Penerbitan Peraturan Pemerintah Pengganti Undang-Undang (PERPPU) terkait pelarangan eks narapidana korupsi mencalonkan diri sebagai kepala daerah pada Pemilihan Kepala Daerah (Pilkada) 2020 kompak diusulkan oleh Komisi Pemilihan Umum (KPU) dan Badan Pengawas Pemilu (1/8). Mengingat, waktu untuk merevisi Undang-Undang Pemilihan Kepala Daerah (UU Pilkada) sudah tidak memungkinkan lagi. Hal ini diharapkan bisa menjadi terobosan untuk mengatasi darurat korupsi kepala daerah di berbagai wilayah.

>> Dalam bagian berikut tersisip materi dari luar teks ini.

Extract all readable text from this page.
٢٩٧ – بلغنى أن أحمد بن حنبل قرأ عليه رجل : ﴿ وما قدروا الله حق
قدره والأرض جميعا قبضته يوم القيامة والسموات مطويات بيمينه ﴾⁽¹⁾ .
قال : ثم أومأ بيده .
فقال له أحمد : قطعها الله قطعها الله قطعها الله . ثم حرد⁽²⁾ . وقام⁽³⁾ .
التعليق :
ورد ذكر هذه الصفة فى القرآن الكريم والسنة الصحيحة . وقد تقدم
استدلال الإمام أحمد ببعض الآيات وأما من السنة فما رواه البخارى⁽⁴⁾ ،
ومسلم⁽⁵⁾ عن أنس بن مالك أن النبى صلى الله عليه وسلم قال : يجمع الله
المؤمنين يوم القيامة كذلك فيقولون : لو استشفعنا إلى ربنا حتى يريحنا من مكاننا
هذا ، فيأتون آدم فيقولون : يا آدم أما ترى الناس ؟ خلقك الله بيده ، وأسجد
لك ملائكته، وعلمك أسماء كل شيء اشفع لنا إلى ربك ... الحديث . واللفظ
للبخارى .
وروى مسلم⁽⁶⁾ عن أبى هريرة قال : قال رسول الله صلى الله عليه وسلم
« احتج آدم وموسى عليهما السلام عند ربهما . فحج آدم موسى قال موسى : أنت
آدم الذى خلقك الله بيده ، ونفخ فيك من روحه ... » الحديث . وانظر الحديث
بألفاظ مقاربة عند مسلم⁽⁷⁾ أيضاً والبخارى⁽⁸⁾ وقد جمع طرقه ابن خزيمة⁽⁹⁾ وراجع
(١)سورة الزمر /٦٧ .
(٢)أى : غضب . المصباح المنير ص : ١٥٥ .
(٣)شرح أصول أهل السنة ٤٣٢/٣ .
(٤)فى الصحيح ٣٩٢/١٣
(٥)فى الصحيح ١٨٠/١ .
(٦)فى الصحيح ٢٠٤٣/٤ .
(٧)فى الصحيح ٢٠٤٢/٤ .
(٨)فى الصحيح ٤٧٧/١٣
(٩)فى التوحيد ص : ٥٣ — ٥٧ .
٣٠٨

Sebelumnya, pada pemilu 2019 lalu, KPU menolak beberapa bakal caleg yang merupakan mantan narapidana korupsi. Akan tetapi, setelah ada uji materi di Mahkamah Agung (MA), regulasi itu dibatalkan dengan dalih kemanusiaan. Alhasil, para eks koruptor pun kembali mencalonkan diri. Mereka terpilih, namun lagi-lagi jatuh ke lubang yang sama. Tertangkap menggelapkan uang negara. Motifnya beragam. Ada yang karena harus mengembalikan pinjaman selama masa kampanye, ada pula yang memang tak kuat keyakinan.

Berkaca dari kejadian ini, tak bisa dinafikan, topografi sistem kapitalisme cenderung mendorong para elite politik untuk bermain-main dengan amanah. Bermain-main dengan kekuasaan. Betapa tidak, terlalu banyak kasus korupsi kepala daerah yang terus berulang. Bak jamur di musim penghujan.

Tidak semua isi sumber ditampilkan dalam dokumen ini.